I'm researching this in the help and it looks like the QRS requires the client certificate generated at install or exporting through the QMC.
It's possible that the self-signed certs are used throughout the internal communications in a Qlik Sense deployment. The SSL thumbprint is used to validate external connections to the proxy. It appears from the documentation that QRS happens behind the proxy in all cases which may use the self-signed certs. Therefore, you have to use the QlikClient cert to allow the inner workings of the Qlik Sense deployment to trust your external request.

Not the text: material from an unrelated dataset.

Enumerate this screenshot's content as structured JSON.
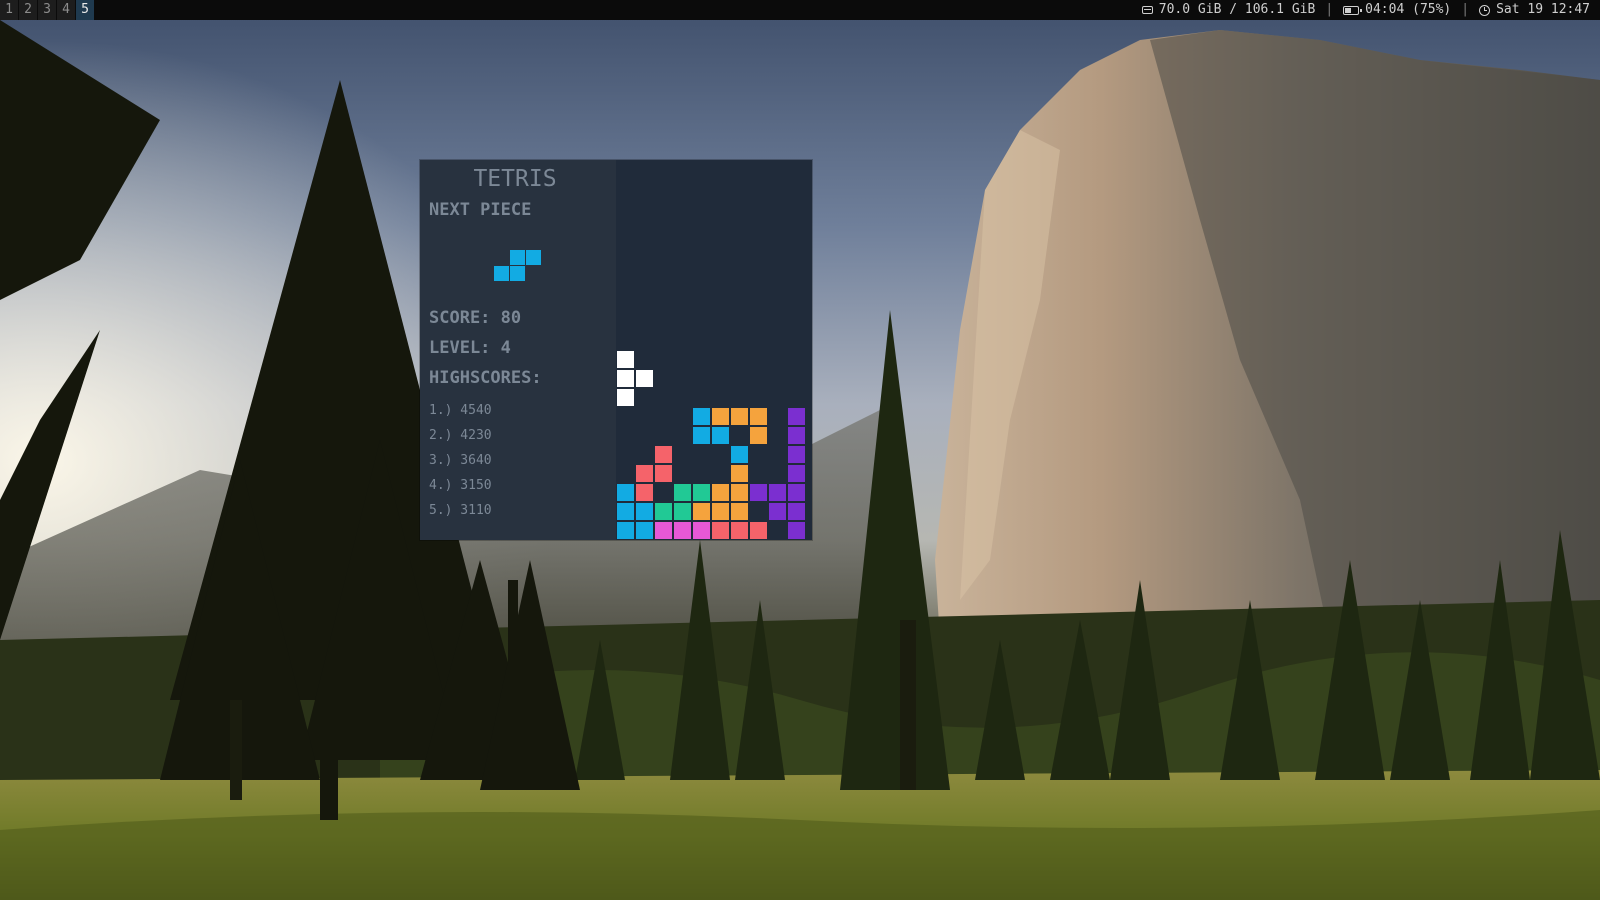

I have a theory about making a QRS request work with your server cert instead of the self-signed client cert by performing the following:
- Connect https://%senseServer%:4243/qps/%virtualProxy%/ticket. Use the server cert to obtain a ticket. Here is a .Net sample, and yes it uses QlikClient cert, but you can supply the server cert here. http://help.qlik.com/sense/en-us/developer/#../Subsystems/ProxyServiceAPI/Content/ProxyServiceAPI/ProxyServiceAPI-Exampl…
- Use the obtained ticket to connect to https://%senseServer%/%virtualProxy/qrs/<path>?xrfkey=...&qlikticket=<obtainedQlikTicket>. This is going to authorize you to the QRS and get you a session.
I have to test to verify this will work.